Через четыре дня, на пятый, явился посыльный от Михаила Корнильева, сообщил, что все к поездке готово и завтра можно выступать. Иван отправился к двоюродному брату и застал того разглядывающим старенький побитый мушкет, который явно кто-то поспешил сбыть с рук за самую незначительную цену. Но препираться с Михаилом было бесполезно, и Иван взял оружие, надеясь, что, может быть, пользовать им и не придется. Тут же он познакомился со своими попутчиками. То были здоровенные парни, ростом с него и не уступающие, видать, по силе. Тот, что назвался Никанором, был рус и конопат, а Тихон носил расчесанные на прямой пробор волосы и небольшие черные усики, которые смотрелись довольно нелепо под его большим мясистым носом. Отозвав Ивана в сторонку, Михаил вручил ему увесистый кошель с деньгами и посоветовал зашить его в седло или сшить специальный карман в заплечной суме. Иван обещал подумать и отправился домой, чтоб отоспаться перед дорогой. На другой день еще в темноте в окно к нему постучались, и, выйдя на крыльцо, он увидел взнузданных коней и двух всадников, поджидающих его. Едва простившись с родителями, он вскочил в седло и, ощущая радостное и щемящее чувство дороги, изо всей мочи хлестнул своего коня, направив его вскачь по бревенчатой мостовой.
13.
Когда в Петербурге чуть растеплило и весело зачирикали уцелевшие после лютых зимних морозов неунывающие воробьи, братья Шуваловы собрались в воскресный день для празднования именин двоюродного брата, Ивана Ивановича, носившего, к прочим, звание российского президента Академии. Из всех гостей приглашен был лишь граф Михаил Илларионович Воронцов, сидевший на почетном месте, справа от виновника торжества. Он и руководил застольем, произнося шуточные тосты и здравицы имениннику. Правда, пили мало, а больше разговаривали о делах, об императрице, которая, следуя давней традиции, неизменно дарила на именины близким ей людям какую-нибудь дорогую безделушку. На сей раз Иван Иванович восседал в тонкой шелковой рубашке, воротник и рукава которой были расшиты бисером. Именно эта рубашка и была преподнесена накануне собственноручно Елизаветой Петровной в качества подарка имениннику.
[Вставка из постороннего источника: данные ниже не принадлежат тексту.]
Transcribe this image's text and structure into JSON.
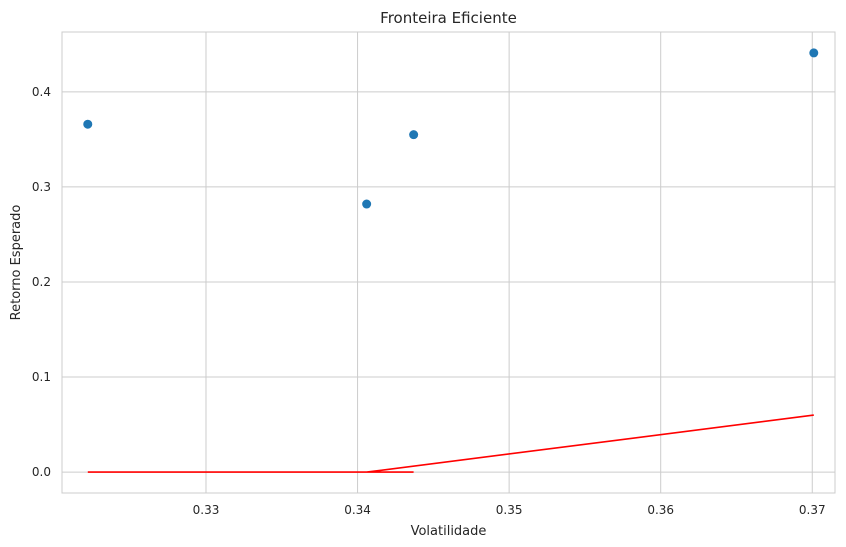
{
  "chart_data": {
    "type": "scatter",
    "title": "Fronteira Eficiente",
    "xlabel": "Volatilidade",
    "ylabel": "Retorno Esperado",
    "xlim": [
      0.3205,
      0.3715
    ],
    "ylim": [
      -0.022,
      0.463
    ],
    "grid": true,
    "x_ticks": [
      0.33,
      0.34,
      0.35,
      0.36,
      0.37
    ],
    "x_tick_labels": [
      "0.33",
      "0.34",
      "0.35",
      "0.36",
      "0.37"
    ],
    "y_ticks": [
      0.0,
      0.1,
      0.2,
      0.3,
      0.4
    ],
    "y_tick_labels": [
      "0.0",
      "0.1",
      "0.2",
      "0.3",
      "0.4"
    ],
    "series": [
      {
        "kind": "scatter",
        "color": "#1f77b4",
        "points": [
          {
            "x": 0.3222,
            "y": 0.366
          },
          {
            "x": 0.3406,
            "y": 0.282
          },
          {
            "x": 0.3437,
            "y": 0.355
          },
          {
            "x": 0.3701,
            "y": 0.441
          }
        ]
      },
      {
        "kind": "line",
        "color": "#ff0000",
        "points": [
          {
            "x": 0.3222,
            "y": 0.0
          },
          {
            "x": 0.3437,
            "y": 0.0
          },
          {
            "x": 0.3406,
            "y": 0.0
          },
          {
            "x": 0.3701,
            "y": 0.06
          }
        ]
      }
    ]
  }
}
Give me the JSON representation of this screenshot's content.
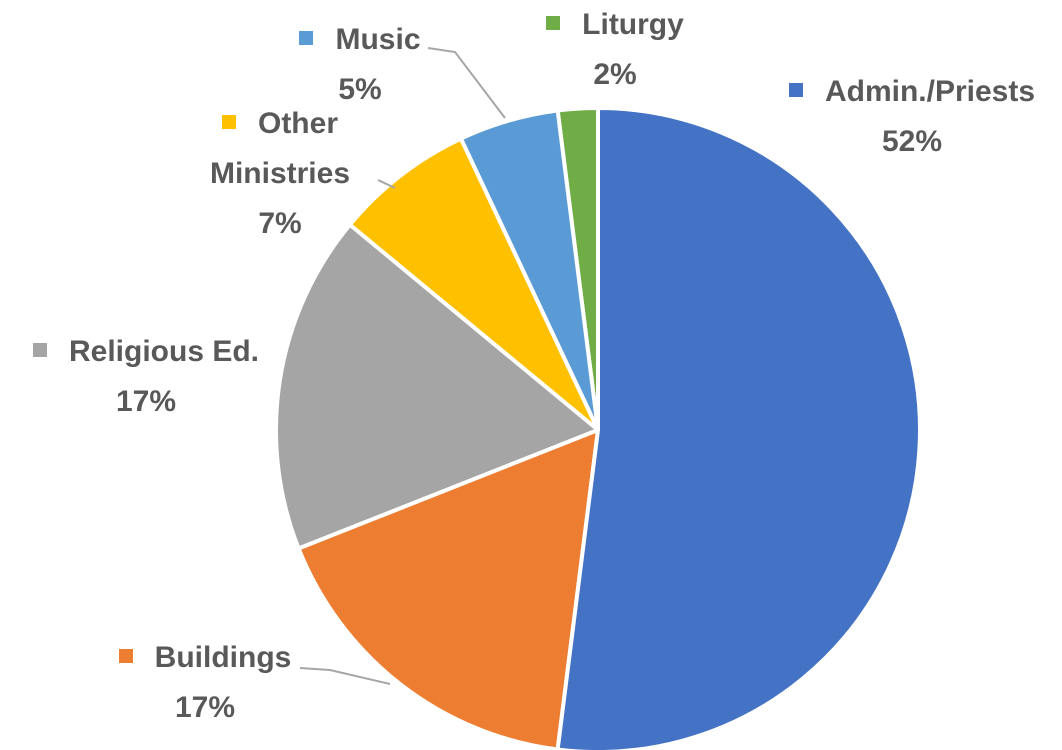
{
  "chart_data": {
    "type": "pie",
    "categories": [
      "Admin./Priests",
      "Buildings",
      "Religious Ed.",
      "Other Ministries",
      "Music",
      "Liturgy"
    ],
    "values": [
      52,
      17,
      17,
      7,
      5,
      2
    ],
    "value_labels": [
      "52%",
      "17%",
      "17%",
      "7%",
      "5%",
      "2%"
    ],
    "colors": [
      "#4472c4",
      "#ed7d31",
      "#a5a5a5",
      "#ffc000",
      "#5b9bd5",
      "#70ad47"
    ]
  }
}
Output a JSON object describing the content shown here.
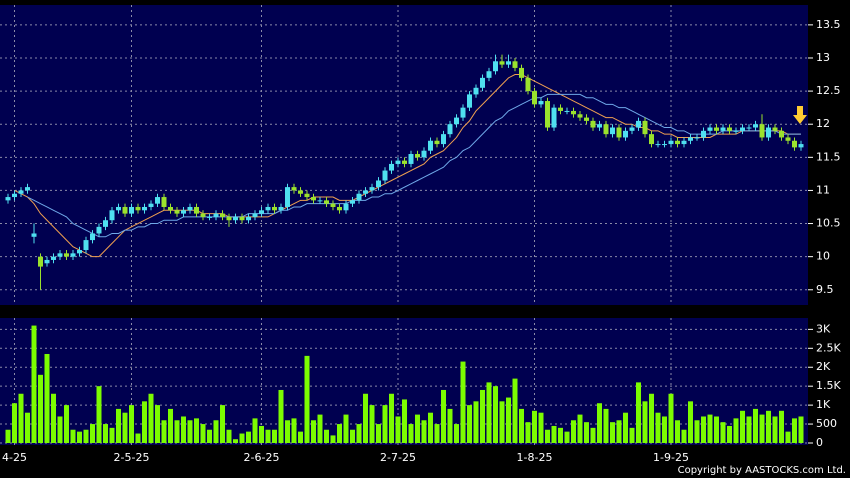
{
  "chart_data": [
    {
      "type": "candlestick",
      "up_color": "#4fe0f0",
      "down_color": "#9be22d",
      "grid": true,
      "ylim": [
        9.27,
        13.8
      ],
      "yticks": [
        9.5,
        10,
        10.5,
        11,
        11.5,
        12,
        12.5,
        13,
        13.5
      ],
      "categories": [
        null,
        "4-25",
        null,
        null,
        null,
        null,
        null,
        null,
        null,
        null,
        null,
        null,
        null,
        null,
        null,
        null,
        null,
        null,
        null,
        "2-5-25",
        null,
        null,
        null,
        null,
        null,
        null,
        null,
        null,
        null,
        null,
        null,
        null,
        null,
        null,
        null,
        null,
        null,
        null,
        null,
        "2-6-25",
        null,
        null,
        null,
        null,
        null,
        null,
        null,
        null,
        null,
        null,
        null,
        null,
        null,
        null,
        null,
        null,
        null,
        null,
        null,
        null,
        "2-7-25",
        null,
        null,
        null,
        null,
        null,
        null,
        null,
        null,
        null,
        null,
        null,
        null,
        null,
        null,
        null,
        null,
        null,
        null,
        null,
        null,
        "1-8-25",
        null,
        null,
        null,
        null,
        null,
        null,
        null,
        null,
        null,
        null,
        null,
        null,
        null,
        null,
        null,
        null,
        null,
        null,
        null,
        null,
        "1-9-25",
        null,
        null,
        null,
        null,
        null,
        null,
        null,
        null,
        null,
        null,
        null,
        null,
        null,
        null,
        null,
        null,
        null,
        null,
        null,
        null
      ],
      "ohlc": [
        [
          10.85,
          10.95,
          10.8,
          10.9
        ],
        [
          10.9,
          11.0,
          10.85,
          10.95
        ],
        [
          10.95,
          11.05,
          10.9,
          11.0
        ],
        [
          11.0,
          11.1,
          10.95,
          11.05
        ],
        [
          10.3,
          10.5,
          10.2,
          10.35
        ],
        [
          10.0,
          10.05,
          9.5,
          9.85
        ],
        [
          9.9,
          10.0,
          9.85,
          9.95
        ],
        [
          9.95,
          10.05,
          9.9,
          10.0
        ],
        [
          10.0,
          10.1,
          9.95,
          10.05
        ],
        [
          10.05,
          10.1,
          9.95,
          10.0
        ],
        [
          10.0,
          10.1,
          9.95,
          10.05
        ],
        [
          10.05,
          10.15,
          10.0,
          10.1
        ],
        [
          10.1,
          10.3,
          10.05,
          10.25
        ],
        [
          10.25,
          10.4,
          10.2,
          10.35
        ],
        [
          10.35,
          10.5,
          10.3,
          10.45
        ],
        [
          10.45,
          10.6,
          10.4,
          10.55
        ],
        [
          10.55,
          10.75,
          10.5,
          10.7
        ],
        [
          10.7,
          10.8,
          10.65,
          10.75
        ],
        [
          10.75,
          10.8,
          10.6,
          10.65
        ],
        [
          10.65,
          10.8,
          10.6,
          10.75
        ],
        [
          10.75,
          10.8,
          10.65,
          10.7
        ],
        [
          10.7,
          10.8,
          10.65,
          10.75
        ],
        [
          10.75,
          10.85,
          10.7,
          10.8
        ],
        [
          10.8,
          10.95,
          10.75,
          10.9
        ],
        [
          10.9,
          10.95,
          10.7,
          10.75
        ],
        [
          10.75,
          10.8,
          10.65,
          10.7
        ],
        [
          10.7,
          10.75,
          10.6,
          10.65
        ],
        [
          10.65,
          10.75,
          10.6,
          10.7
        ],
        [
          10.7,
          10.8,
          10.65,
          10.75
        ],
        [
          10.75,
          10.8,
          10.6,
          10.65
        ],
        [
          10.65,
          10.7,
          10.55,
          10.6
        ],
        [
          10.6,
          10.65,
          10.55,
          10.6
        ],
        [
          10.6,
          10.7,
          10.55,
          10.65
        ],
        [
          10.65,
          10.7,
          10.55,
          10.6
        ],
        [
          10.6,
          10.65,
          10.45,
          10.55
        ],
        [
          10.55,
          10.65,
          10.5,
          10.6
        ],
        [
          10.6,
          10.65,
          10.5,
          10.55
        ],
        [
          10.55,
          10.65,
          10.5,
          10.6
        ],
        [
          10.6,
          10.7,
          10.55,
          10.65
        ],
        [
          10.65,
          10.75,
          10.6,
          10.7
        ],
        [
          10.7,
          10.8,
          10.65,
          10.75
        ],
        [
          10.75,
          10.8,
          10.65,
          10.7
        ],
        [
          10.7,
          10.8,
          10.65,
          10.75
        ],
        [
          10.75,
          11.1,
          10.7,
          11.05
        ],
        [
          11.05,
          11.1,
          10.95,
          11.0
        ],
        [
          11.0,
          11.05,
          10.9,
          10.95
        ],
        [
          10.95,
          11.0,
          10.85,
          10.9
        ],
        [
          10.9,
          10.95,
          10.8,
          10.85
        ],
        [
          10.85,
          10.9,
          10.8,
          10.85
        ],
        [
          10.85,
          10.9,
          10.75,
          10.8
        ],
        [
          10.8,
          10.85,
          10.7,
          10.75
        ],
        [
          10.75,
          10.8,
          10.65,
          10.7
        ],
        [
          10.7,
          10.85,
          10.65,
          10.8
        ],
        [
          10.8,
          10.9,
          10.75,
          10.85
        ],
        [
          10.85,
          11.0,
          10.8,
          10.95
        ],
        [
          10.95,
          11.05,
          10.9,
          11.0
        ],
        [
          11.0,
          11.1,
          10.95,
          11.05
        ],
        [
          11.05,
          11.2,
          11.0,
          11.15
        ],
        [
          11.15,
          11.35,
          11.1,
          11.3
        ],
        [
          11.3,
          11.45,
          11.25,
          11.4
        ],
        [
          11.4,
          11.5,
          11.35,
          11.45
        ],
        [
          11.45,
          11.5,
          11.35,
          11.4
        ],
        [
          11.4,
          11.6,
          11.35,
          11.55
        ],
        [
          11.55,
          11.6,
          11.45,
          11.5
        ],
        [
          11.5,
          11.65,
          11.45,
          11.6
        ],
        [
          11.6,
          11.8,
          11.55,
          11.75
        ],
        [
          11.75,
          11.8,
          11.65,
          11.7
        ],
        [
          11.7,
          11.9,
          11.65,
          11.85
        ],
        [
          11.85,
          12.05,
          11.8,
          12.0
        ],
        [
          12.0,
          12.15,
          11.95,
          12.1
        ],
        [
          12.1,
          12.3,
          12.05,
          12.25
        ],
        [
          12.25,
          12.5,
          12.2,
          12.45
        ],
        [
          12.45,
          12.6,
          12.4,
          12.55
        ],
        [
          12.55,
          12.75,
          12.5,
          12.7
        ],
        [
          12.7,
          12.85,
          12.65,
          12.8
        ],
        [
          12.8,
          13.05,
          12.75,
          12.95
        ],
        [
          12.95,
          13.05,
          12.85,
          12.9
        ],
        [
          12.9,
          13.05,
          12.85,
          12.95
        ],
        [
          12.95,
          13.0,
          12.8,
          12.85
        ],
        [
          12.85,
          12.9,
          12.65,
          12.7
        ],
        [
          12.7,
          12.75,
          12.45,
          12.5
        ],
        [
          12.5,
          12.55,
          12.25,
          12.3
        ],
        [
          12.3,
          12.4,
          12.25,
          12.35
        ],
        [
          12.35,
          12.4,
          11.9,
          11.95
        ],
        [
          11.95,
          12.3,
          11.9,
          12.25
        ],
        [
          12.25,
          12.3,
          12.15,
          12.2
        ],
        [
          12.2,
          12.25,
          12.15,
          12.2
        ],
        [
          12.2,
          12.25,
          12.1,
          12.15
        ],
        [
          12.15,
          12.2,
          12.05,
          12.1
        ],
        [
          12.1,
          12.15,
          12.0,
          12.05
        ],
        [
          12.05,
          12.1,
          11.9,
          11.95
        ],
        [
          11.95,
          12.05,
          11.9,
          12.0
        ],
        [
          12.0,
          12.05,
          11.8,
          11.85
        ],
        [
          11.85,
          12.0,
          11.8,
          11.95
        ],
        [
          11.95,
          12.0,
          11.75,
          11.8
        ],
        [
          11.8,
          11.95,
          11.75,
          11.9
        ],
        [
          11.9,
          12.0,
          11.85,
          11.95
        ],
        [
          11.95,
          12.1,
          11.9,
          12.05
        ],
        [
          12.05,
          12.1,
          11.8,
          11.85
        ],
        [
          11.85,
          11.9,
          11.65,
          11.7
        ],
        [
          11.7,
          11.75,
          11.65,
          11.7
        ],
        [
          11.7,
          11.75,
          11.65,
          11.7
        ],
        [
          11.7,
          11.8,
          11.65,
          11.75
        ],
        [
          11.75,
          11.8,
          11.65,
          11.7
        ],
        [
          11.7,
          11.8,
          11.65,
          11.75
        ],
        [
          11.75,
          11.85,
          11.7,
          11.8
        ],
        [
          11.8,
          11.85,
          11.75,
          11.8
        ],
        [
          11.8,
          11.95,
          11.75,
          11.9
        ],
        [
          11.9,
          12.0,
          11.85,
          11.95
        ],
        [
          11.95,
          12.0,
          11.85,
          11.9
        ],
        [
          11.9,
          12.0,
          11.85,
          11.95
        ],
        [
          11.95,
          12.0,
          11.85,
          11.9
        ],
        [
          11.9,
          11.95,
          11.85,
          11.9
        ],
        [
          11.9,
          12.0,
          11.85,
          11.95
        ],
        [
          11.95,
          12.0,
          11.9,
          11.95
        ],
        [
          11.95,
          12.05,
          11.9,
          12.0
        ],
        [
          12.0,
          12.15,
          11.75,
          11.8
        ],
        [
          11.8,
          12.0,
          11.75,
          11.95
        ],
        [
          11.95,
          12.0,
          11.85,
          11.9
        ],
        [
          11.9,
          11.95,
          11.75,
          11.8
        ],
        [
          11.8,
          11.85,
          11.7,
          11.75
        ],
        [
          11.75,
          11.8,
          11.6,
          11.65
        ],
        [
          11.65,
          11.75,
          11.6,
          11.7
        ]
      ],
      "lines": [
        {
          "color": "#f0a050",
          "values": [
            null,
            11.0,
            10.95,
            10.9,
            10.8,
            10.65,
            10.55,
            10.45,
            10.35,
            10.25,
            10.15,
            10.1,
            10.05,
            10.0,
            10.0,
            10.1,
            10.2,
            10.3,
            10.4,
            10.45,
            10.5,
            10.55,
            10.6,
            10.65,
            10.7,
            10.7,
            10.7,
            10.7,
            10.7,
            10.7,
            10.65,
            10.65,
            10.65,
            10.65,
            10.6,
            10.6,
            10.6,
            10.6,
            10.6,
            10.6,
            10.6,
            10.65,
            10.7,
            10.75,
            10.8,
            10.85,
            10.85,
            10.9,
            10.9,
            10.9,
            10.9,
            10.85,
            10.85,
            10.85,
            10.9,
            10.95,
            11.0,
            11.05,
            11.1,
            11.15,
            11.2,
            11.25,
            11.3,
            11.35,
            11.4,
            11.5,
            11.55,
            11.6,
            11.7,
            11.8,
            11.95,
            12.05,
            12.2,
            12.3,
            12.4,
            12.5,
            12.6,
            12.7,
            12.75,
            12.75,
            12.7,
            12.65,
            12.6,
            12.55,
            12.5,
            12.45,
            12.4,
            12.35,
            12.3,
            12.25,
            12.2,
            12.15,
            12.1,
            12.1,
            12.05,
            12.0,
            12.0,
            11.95,
            11.95,
            11.9,
            11.9,
            11.85,
            11.85,
            11.8,
            11.8,
            11.8,
            11.8,
            11.8,
            11.8,
            11.85,
            11.85,
            11.85,
            11.85,
            11.9,
            11.9,
            11.9,
            11.9,
            11.9,
            11.9,
            11.9,
            11.85,
            11.85,
            11.85
          ]
        },
        {
          "color": "#6fa8e8",
          "values": [
            null,
            null,
            null,
            10.9,
            10.85,
            10.8,
            10.75,
            10.7,
            10.65,
            10.6,
            10.5,
            10.45,
            10.4,
            10.35,
            10.3,
            10.3,
            10.35,
            10.35,
            10.4,
            10.4,
            10.45,
            10.45,
            10.5,
            10.5,
            10.55,
            10.55,
            10.55,
            10.6,
            10.6,
            10.6,
            10.6,
            10.6,
            10.6,
            10.6,
            10.6,
            10.6,
            10.6,
            10.65,
            10.65,
            10.65,
            10.65,
            10.65,
            10.7,
            10.7,
            10.75,
            10.75,
            10.8,
            10.8,
            10.8,
            10.8,
            10.8,
            10.8,
            10.8,
            10.85,
            10.85,
            10.85,
            10.9,
            10.9,
            10.95,
            10.95,
            11.0,
            11.05,
            11.1,
            11.15,
            11.2,
            11.25,
            11.3,
            11.35,
            11.45,
            11.5,
            11.6,
            11.65,
            11.75,
            11.85,
            11.95,
            12.05,
            12.1,
            12.2,
            12.25,
            12.3,
            12.35,
            12.4,
            12.4,
            12.45,
            12.45,
            12.45,
            12.45,
            12.45,
            12.45,
            12.4,
            12.4,
            12.35,
            12.3,
            12.3,
            12.25,
            12.25,
            12.2,
            12.15,
            12.1,
            12.05,
            12.0,
            11.95,
            11.95,
            11.9,
            11.9,
            11.85,
            11.85,
            11.85,
            11.85,
            11.85,
            11.9,
            11.9,
            11.9,
            11.9,
            11.9,
            11.9,
            11.9,
            11.9,
            11.9,
            11.85,
            11.85,
            11.85,
            11.85
          ]
        }
      ]
    },
    {
      "type": "bar",
      "color": "#7cfc00",
      "grid": true,
      "ylim": [
        0,
        3300
      ],
      "yticks": [
        0,
        500,
        {
          "value": 1000,
          "label": "1K"
        },
        {
          "value": 1500,
          "label": "1.5K"
        },
        {
          "value": 2000,
          "label": "2K"
        },
        {
          "value": 2500,
          "label": "2.5K"
        },
        {
          "value": 3000,
          "label": "3K"
        }
      ],
      "values": [
        350,
        1050,
        1300,
        800,
        3100,
        1800,
        2350,
        1300,
        700,
        1000,
        350,
        300,
        350,
        500,
        1500,
        500,
        400,
        900,
        800,
        1000,
        250,
        1100,
        1300,
        1000,
        600,
        900,
        600,
        700,
        600,
        650,
        500,
        350,
        600,
        1000,
        350,
        100,
        250,
        300,
        650,
        450,
        350,
        350,
        1400,
        600,
        650,
        300,
        2300,
        600,
        750,
        350,
        200,
        500,
        750,
        350,
        500,
        1300,
        1000,
        500,
        1000,
        1300,
        700,
        1150,
        500,
        750,
        600,
        800,
        500,
        1400,
        900,
        500,
        2150,
        1000,
        1100,
        1400,
        1600,
        1500,
        1100,
        1200,
        1700,
        900,
        550,
        850,
        800,
        350,
        450,
        400,
        300,
        600,
        750,
        550,
        400,
        1050,
        900,
        550,
        600,
        800,
        400,
        1600,
        1100,
        1300,
        800,
        700,
        1300,
        600,
        350,
        1100,
        600,
        700,
        750,
        700,
        550,
        450,
        650,
        850,
        700,
        900,
        750,
        850,
        700,
        850,
        300,
        650,
        700
      ]
    }
  ],
  "copyright": "Copyright by AASTOCKS.com Ltd."
}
- Цены нет твоей рубахе, - в который раз начинал Петр Иванович Шувалов, оглаживая рукой императрицын подарок, - я то уж знаю, что, коль матушка дарит кому чего из одежды, то особое расположение к тому человеку питает. Гордись, брат.
- Да чего там, - смущенно отвечал тот, но по тому, как он демонстративно отставлял то одну, то другую руку, демонстрируя бисерные узоры, ярко вспыхивающие при свете многочисленных свечей, было видно, что он страшно доволен подарком. - Я думал орден получу, а тут... рубаха.